Gespräch zum Film 'The Return' von Heidi Grunebaum und Mark Kaplan

„An der Seite der Schwächsten stehen für eine andere Zukunft“

13.11.2025 Im Rahmen des Filmreihe des Leuphana Institute for Advanced Studies (LIAS) wurde im SCALA-Programmkino „The Return“ gezeigt. Im sehr gut gefüllten Kinosaal stand die Regisseurin des Films und LIAS-Senior Fellow Heidi Grunebaum anschließend dem Publikum Rede und Antwort. Das Filmgespräch führt Prof. Dr. Thomas Kück vom Institut für Ethik und Theologie.

©Julia Knop
©Julia Knop
©Julia Knop

Der Film beginnt wie eine Spurensuche. Eine Spur folgt der anderen: Südafrika, Deutschland, Hungen in Hessen, Hanau … „Am Anfang“, sagt Heidi Grunebaum, die das Script zu diesem Film geschrieben hat, „musste ich selbst suchen, wie sich die einzelnen Spuren zusammensetzen und was sich dahinter verbirgt.“

1936: Die jüdische Großmutter von Heidi Grunebaum, Emmi, flüchtet vor den Nazis nach Südafrika.

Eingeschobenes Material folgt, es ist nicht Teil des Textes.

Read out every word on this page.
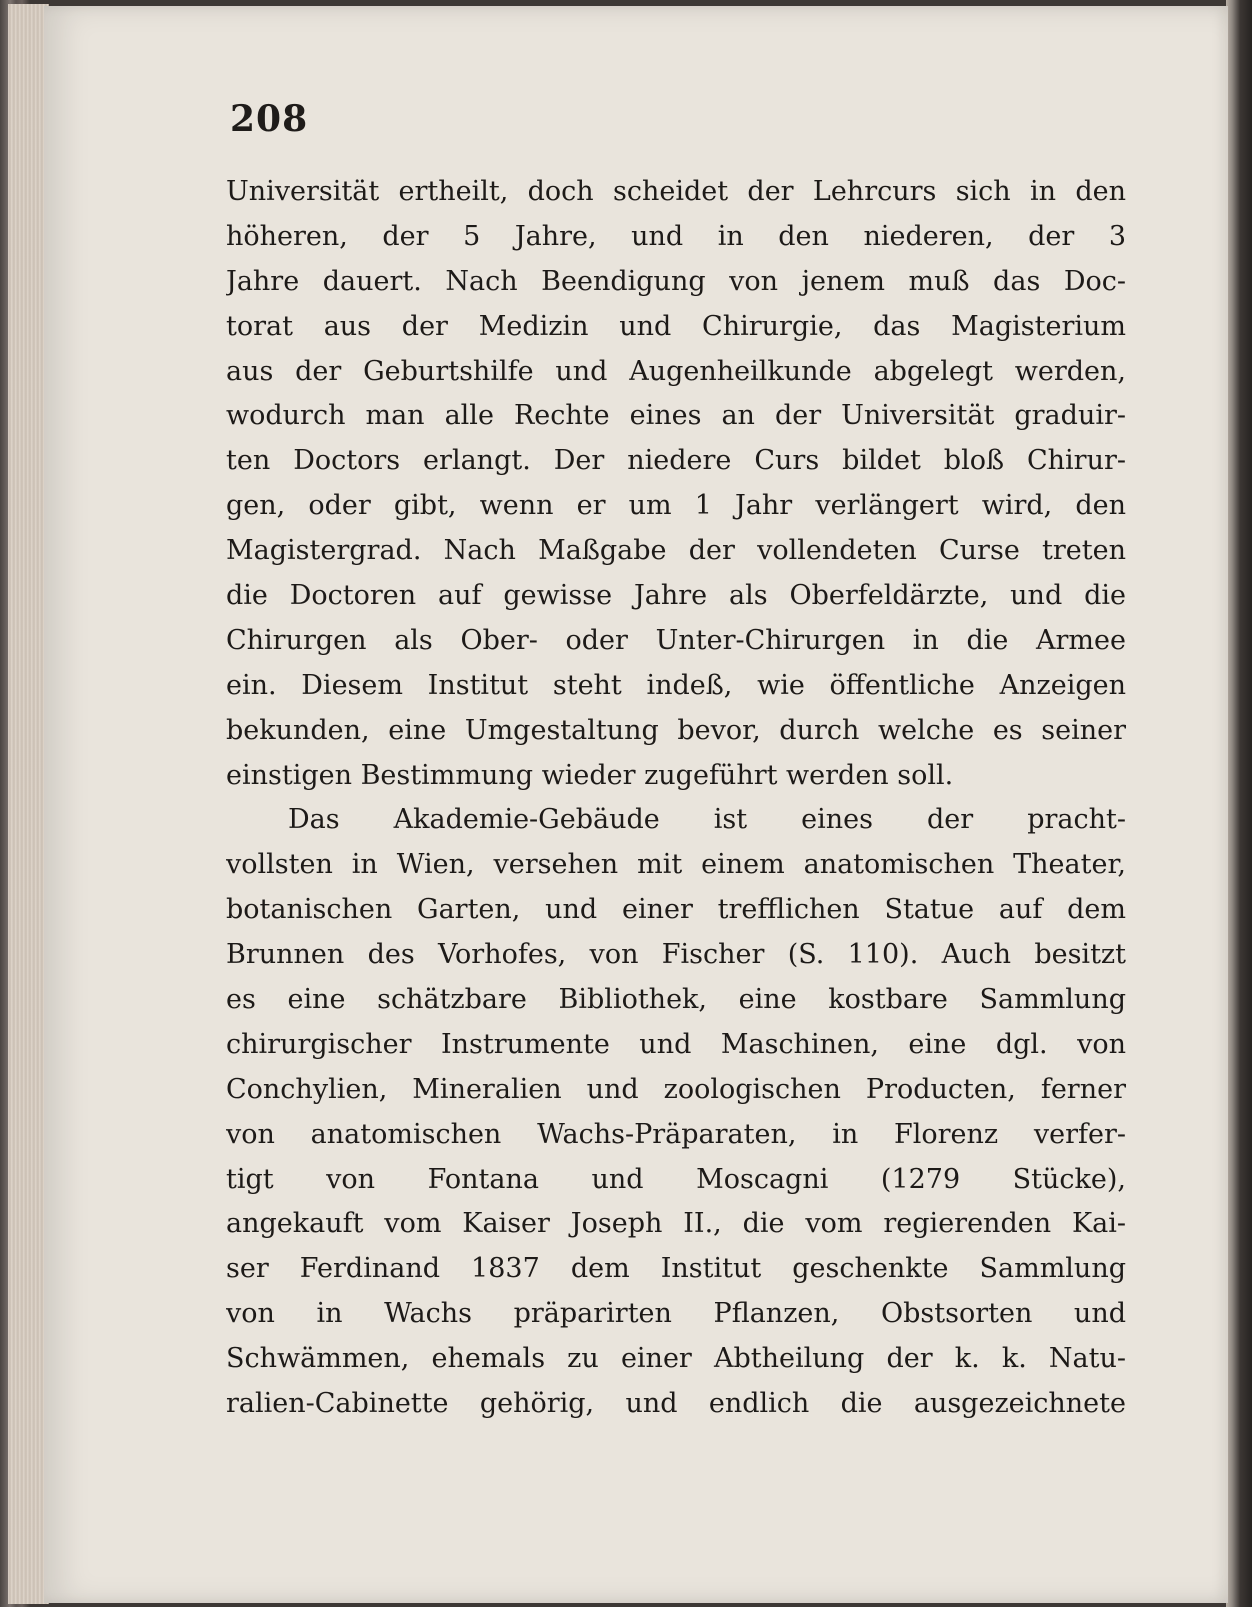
208
Universität ertheilt, doch scheidet der Lehrcurs sich in den
höheren, der 5 Jahre, und in den niederen, der 3
Jahre dauert. Nach Beendigung von jenem muß das Doc-
torat aus der Medizin und Chirurgie, das Magisterium
aus der Geburtshilfe und Augenheilkunde abgelegt werden,
wodurch man alle Rechte eines an der Universität graduir-
ten Doctors erlangt. Der niedere Curs bildet bloß Chirur-
gen, oder gibt, wenn er um 1 Jahr verlängert wird, den
Magistergrad. Nach Maßgabe der vollendeten Curse treten
die Doctoren auf gewisse Jahre als Oberfeldärzte, und die
Chirurgen als Ober- oder Unter-Chirurgen in die Armee
ein. Diesem Institut steht indeß, wie öffentliche Anzeigen
bekunden, eine Umgestaltung bevor, durch welche es seiner
einstigen Bestimmung wieder zugeführt werden soll.
Das Akademie-Gebäude ist eines der pracht-
vollsten in Wien, versehen mit einem anatomischen Theater,
botanischen Garten, und einer trefflichen Statue auf dem
Brunnen des Vorhofes, von Fischer (S. 110). Auch besitzt
es eine schätzbare Bibliothek, eine kostbare Sammlung
chirurgischer Instrumente und Maschinen, eine dgl. von
Conchylien, Mineralien und zoologischen Producten, ferner
von anatomischen Wachs-Präparaten, in Florenz verfer-
tigt von Fontana und Moscagni (1279 Stücke),
angekauft vom Kaiser Joseph II., die vom regierenden Kai-
ser Ferdinand 1837 dem Institut geschenkte Sammlung
von in Wachs präparirten Pflanzen, Obstsorten und
Schwämmen, ehemals zu einer Abtheilung der k. k. Natu-
ralien-Cabinette gehörig, und endlich die ausgezeichnete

Dort erlebt sie in verkehrten Rollen ein neues System rassistischer Gewalt. 2024: Emmis Enkelin, Heidi, kehrt nach Deutschland zurück und dreht gemeinsam mit dem jüdischen Südafrikaner Mark Kaplan einen Film über ihre vielfältig-gegensätzlichen Erfahrungen, deren Ausgangspunkt die Familiengeschichte ist. „Ist es eine private Dokumentation?“, fragt  Thomas Kück. „Nein“, erwidert Heidi Grunebaum“, der Film ist persönlich, aber nicht privat, denn das Thema spricht viele Menschen an. Es geht um Erinnerungen an frühere Gewalt und Rassismus und um die aktuelle gefährliche Wiederkehr von rassistischen Ideologien.“ 

„Wie hast Du den Film erlebt?“, fragt Kück seinen Kollegen am IET, Prof. Dr. Matthew Robinson,. „Ich habe diesen Film als eine intensive Meditation erlebt, als eine Einladung zur Selbstreflexion“, meinte Robinson. The Return zeigt viele verschiedene Arten von Wieder- und Rückkehr, sowohl auf persönlicher als auch auf gesellschaftlicher Ebene. Im Laufe des Films bewegen wir uns zeitlich zurück zur Shoah, aber auch vorwärts in unsere Gegenwart und erleben die regelmäßige Rückkehr des Faschismus im Laufe mehrerer Jahrzehnte bis zum heutigen Tag. In diesem zeitlichen Schwindel, indem wir uns vorwärts und rückwärts bewegen, fragen wir uns als Zuschauer: Wo stehe ich in Bezug auf diese Vergangenheit und die Gegenwart? Was erwartet dieser Film von mir? Was erwartet unsere aktuelle gesellschaftliche Situation von mir?“ Er fuhr fort: „Der Film achtete darauf, nicht in vereinfachende Moralisierung abzugleiten. Vielmehr stellte er eine tiefgreifendere ethische Herausforderung dar: die Herausforderung, über die Verflechtung von Erinnerung und passiver/aktiver Entscheidungsfindung sowie über die Verstrickung in gesellschaftliche Wertesysteme und Othering nachzudenken.“

Andersmachung und Gewalt

Die Spuren, denen Grunebaum in ihrem Film folgt, führen vom Nationalsozialismus über die Apartheid, von den Morden in Hanau über Rostock-Lichtenhagen bis zum tödlichen Anschlag auf die Synagoge in Halle im Jahr 2019. Immer wieder lässt die Regisseurin Augenzeugen zu Wort kommen, die das Dokumentierte persönlich schildern. So beschreibt Riad Othmann, Berater von Medico International, mit einer deutschen Mutter und einem palästinensischen Vater, wie er schon als Kind subtile Formen von Othering erlebte: Du bist anders als wir. Diese Andersmachung sei gefährlich, weil daraus alle weitere Gewalt folge. 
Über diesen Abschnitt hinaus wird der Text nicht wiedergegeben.